[MDEV-30069] InnoDB: Trying to write ... bytes at ... outside the bounds of the file ... - Jira

Details

Type: Bug
Status: Closed (View Workflow)
Priority: Critical
Resolution: Fixed
Affects Version/s: 10.6, 10.7(EOL), 10.8(EOL), 10.9(EOL), 10.10(EOL), 10.11
Fix Version/s: 10.11.2, 10.6.12, 10.7.8, 10.8.7, 10.9.5, 10.10.3
Component/s: Storage Engine - InnoDB
Labels:
- regression-10.6
- rr-profile-analyzed

Description

For the dataset in ~~MDEV-30068~~, a failure occurred during crash recovery with 10.6-based branch:

2022-11-21  8:59:32 0 [ERROR] [FATAL] InnoDB: Trying to write 65536 bytes at 2359296 outside the bounds of the file: ./test/t5.ibd

Before the failure, there was one call to fil_system_t::extend_to_recv_size() from recv_sys.apply_log(false).
The failure would occur during "background recovery":

#5  0x00005640dd514e7d in fil_invalid_page_access_msg (name=<optimized out>,

    offset=offset@entry=2359296, len=len@entry=65536, is_read=<optimized out>)
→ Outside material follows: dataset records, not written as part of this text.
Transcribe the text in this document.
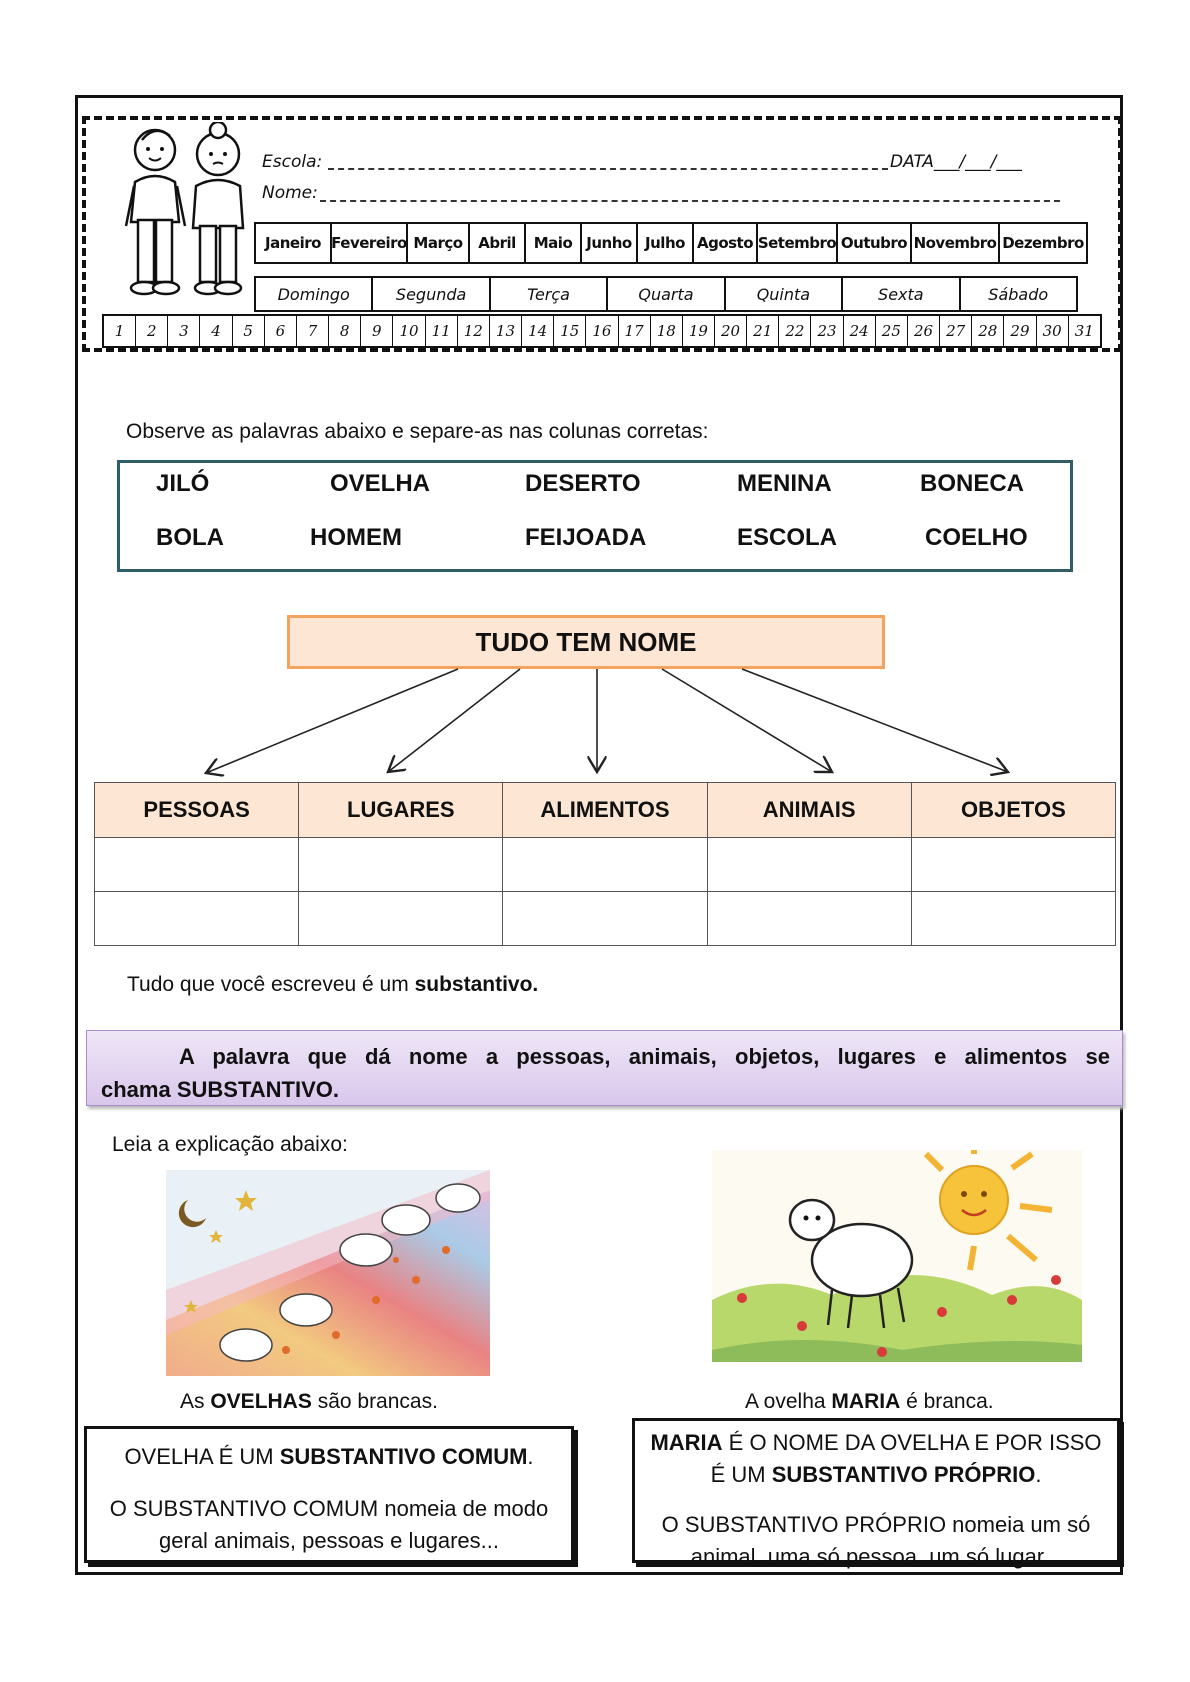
Escola:	DATA___/___/___
Nome:
Janeiro Fevereiro Março	Abril	Maio Junho Julho Agosto Setembro Outubro Novembro Dezembro
Domingo	Segunda	Terça	Quarta	Quinta	Sexta	Sábado
1	2	3	4	5	6	7	8	9	10 11 12 13 14 15 16 17 18 19 20 21 22 23 24 25 26 27 28 29 30 31
Observe as palavras abaixo e separe-as nas colunas corretas:
JILÓ	OVELHA	DESERTO	MENINA	BONECA
BOLA	HOMEM	FEIJOADA	ESCOLA	COELHO
TUDO TEM NOME
PESSOAS	LUGARES	ALIMENTOS	ANIMAIS	OBJETOS

Tudo que você escreveu é um substantivo.
A palavra que dá nome a pessoas, animais, objetos, lugares e alimentos se
chama SUBSTANTIVO.
Leia a explicação abaixo:
As OVELHAS são brancas.	A ovelha MARIA é branca.

OVELHA É UM SUBSTANTIVO COMUM.

O SUBSTANTIVO COMUM nomeia de modo geral animais, pessoas e lugares...

MARIA É O NOME DA OVELHA E POR ISSO É UM SUBSTANTIVO PRÓPRIO.

O SUBSTANTIVO PRÓPRIO nomeia um só animal, uma só pessoa, um só lugar...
    at /data/Server/bb-10.6-MDEV-29835extra/storage/innobase/fil/fil0fil.cc:2639

#6  0x00005640dd5287e6 in fil_space_t::io (this=this@entry=0x6120000034c0,

          type=@0x7ffc0c342410: {bpage = 0x45cb7349a870, slot = 0x631000028820, node = 0x0, type = IORequest::WRITE_LRU}, offset=2359296, len=<optimized out>,

    buf=buf@entry=0x6f6f7afb0000, bpage=bpage@entry=0x45cb7349a870)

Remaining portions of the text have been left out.